We had our most productive day yet today setting ten posts into the ground. I didn't distract Cog this time while he dug by hand the one post hole left to be excavated that was precariously close to the buried power and phone lines. I did the honors of mixing most of the cog-crete while he leveled and braced the posts as best as can be done for non-straight tree poles. I then filled them up with my cog-coction.
The apple orchard is in full bloom and the bees are back in force. It is interesting that each of the different varieties of apple trees have slightly different flowers. Butterflies, bees and even an occasional hummingbird were all present as I snapped a few photos.
Cog was kind enough to accompany me down the mountain yesterday to fill a very large order of mason jars which I had planned to purchase for a long while. We had two shopping carts filled to overflowing with every size Mason jar you could imagine. When we finally made it to the checkout line two employees were waiting and boy were they ever snickering.
"I see you're making moonshine," one said to Cog.
After a hearty belly laugh Cog politely denied the suggestion. “I don’t know what you’re talking about.”
"Yeah, right, ok," she laughed as we unloaded each cart so she could hand scan the jars case by case, then reload some of them into a third cart.
Not a minute later a customer pulled up to the register adjourning us and while passing Cog commented, "Moonshine?" Cog just politely smiled.
A few minutes later another customer came by and said, "Oh, you're making moonshine, can I give you my number?"
It was at this point Cog realized that the perceived implications of our purchase could snowball, so he loudly said, "We are gifting the jars to our daughters." That just got the assembled entourage laughing and snickering even harder.

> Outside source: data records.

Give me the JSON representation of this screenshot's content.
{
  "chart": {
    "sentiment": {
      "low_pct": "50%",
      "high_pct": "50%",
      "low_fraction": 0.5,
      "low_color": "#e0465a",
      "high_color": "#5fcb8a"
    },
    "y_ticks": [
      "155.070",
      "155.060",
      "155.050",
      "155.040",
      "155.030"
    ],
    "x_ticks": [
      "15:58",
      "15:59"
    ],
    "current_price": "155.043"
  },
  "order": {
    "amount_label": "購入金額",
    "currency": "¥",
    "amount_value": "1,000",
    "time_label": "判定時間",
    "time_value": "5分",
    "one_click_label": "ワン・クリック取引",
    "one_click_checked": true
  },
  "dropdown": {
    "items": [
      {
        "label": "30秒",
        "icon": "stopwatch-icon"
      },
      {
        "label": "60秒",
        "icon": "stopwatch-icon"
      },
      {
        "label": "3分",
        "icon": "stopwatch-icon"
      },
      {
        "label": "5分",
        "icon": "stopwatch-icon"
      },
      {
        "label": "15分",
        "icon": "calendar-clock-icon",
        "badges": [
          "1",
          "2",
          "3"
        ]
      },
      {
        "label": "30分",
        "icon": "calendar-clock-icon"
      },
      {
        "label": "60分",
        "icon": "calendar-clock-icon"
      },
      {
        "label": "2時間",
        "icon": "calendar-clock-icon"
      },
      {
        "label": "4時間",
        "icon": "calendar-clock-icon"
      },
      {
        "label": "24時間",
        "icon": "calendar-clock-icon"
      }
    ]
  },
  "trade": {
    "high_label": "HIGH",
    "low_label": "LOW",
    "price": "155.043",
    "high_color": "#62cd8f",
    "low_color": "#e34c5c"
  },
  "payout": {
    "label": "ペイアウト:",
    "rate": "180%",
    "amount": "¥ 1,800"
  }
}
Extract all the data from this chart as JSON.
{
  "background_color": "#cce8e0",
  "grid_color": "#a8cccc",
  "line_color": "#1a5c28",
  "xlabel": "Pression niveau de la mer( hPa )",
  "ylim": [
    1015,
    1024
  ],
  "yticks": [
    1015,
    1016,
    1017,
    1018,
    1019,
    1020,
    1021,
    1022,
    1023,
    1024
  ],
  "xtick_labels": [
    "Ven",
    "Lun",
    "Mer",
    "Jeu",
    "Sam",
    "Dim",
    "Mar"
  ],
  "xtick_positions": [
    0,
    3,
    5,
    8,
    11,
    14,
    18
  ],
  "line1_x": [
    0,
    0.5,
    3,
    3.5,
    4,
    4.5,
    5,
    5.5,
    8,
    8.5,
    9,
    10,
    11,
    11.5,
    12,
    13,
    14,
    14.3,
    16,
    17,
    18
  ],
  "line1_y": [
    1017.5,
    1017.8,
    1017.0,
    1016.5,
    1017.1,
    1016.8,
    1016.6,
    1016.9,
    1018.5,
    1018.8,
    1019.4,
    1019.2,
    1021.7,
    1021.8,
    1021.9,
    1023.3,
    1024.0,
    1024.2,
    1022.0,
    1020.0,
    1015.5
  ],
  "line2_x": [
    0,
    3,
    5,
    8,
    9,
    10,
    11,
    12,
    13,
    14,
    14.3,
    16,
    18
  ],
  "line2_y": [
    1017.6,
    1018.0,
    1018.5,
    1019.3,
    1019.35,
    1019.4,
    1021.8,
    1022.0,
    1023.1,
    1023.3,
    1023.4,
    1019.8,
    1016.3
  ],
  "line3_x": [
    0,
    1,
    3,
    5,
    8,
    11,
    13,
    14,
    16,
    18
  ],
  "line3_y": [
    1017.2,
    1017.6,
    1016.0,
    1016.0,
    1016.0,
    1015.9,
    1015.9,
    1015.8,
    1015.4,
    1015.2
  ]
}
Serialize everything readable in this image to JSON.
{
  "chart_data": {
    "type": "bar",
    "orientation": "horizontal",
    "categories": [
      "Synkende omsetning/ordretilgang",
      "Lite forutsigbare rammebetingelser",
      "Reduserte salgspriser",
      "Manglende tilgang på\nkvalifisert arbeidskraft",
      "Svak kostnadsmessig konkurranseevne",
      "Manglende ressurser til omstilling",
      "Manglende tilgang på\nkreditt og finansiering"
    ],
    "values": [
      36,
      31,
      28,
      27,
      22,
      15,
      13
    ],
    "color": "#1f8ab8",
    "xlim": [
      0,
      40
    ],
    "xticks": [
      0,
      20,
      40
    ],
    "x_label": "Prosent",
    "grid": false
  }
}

As we self consciously maneuvered the three loaded carts through the parking lot, only to play Tetris as we tried to stuff two pallets of canning jars into a one pallet SUV, we both realized we weren’t in Kansas anymore while laughing with each other over the scene we must have just presented to the locals. There just wasn’t any way we could have been more conspicuous if we had tried. Such is the new life for us former city people “On the Mountain”.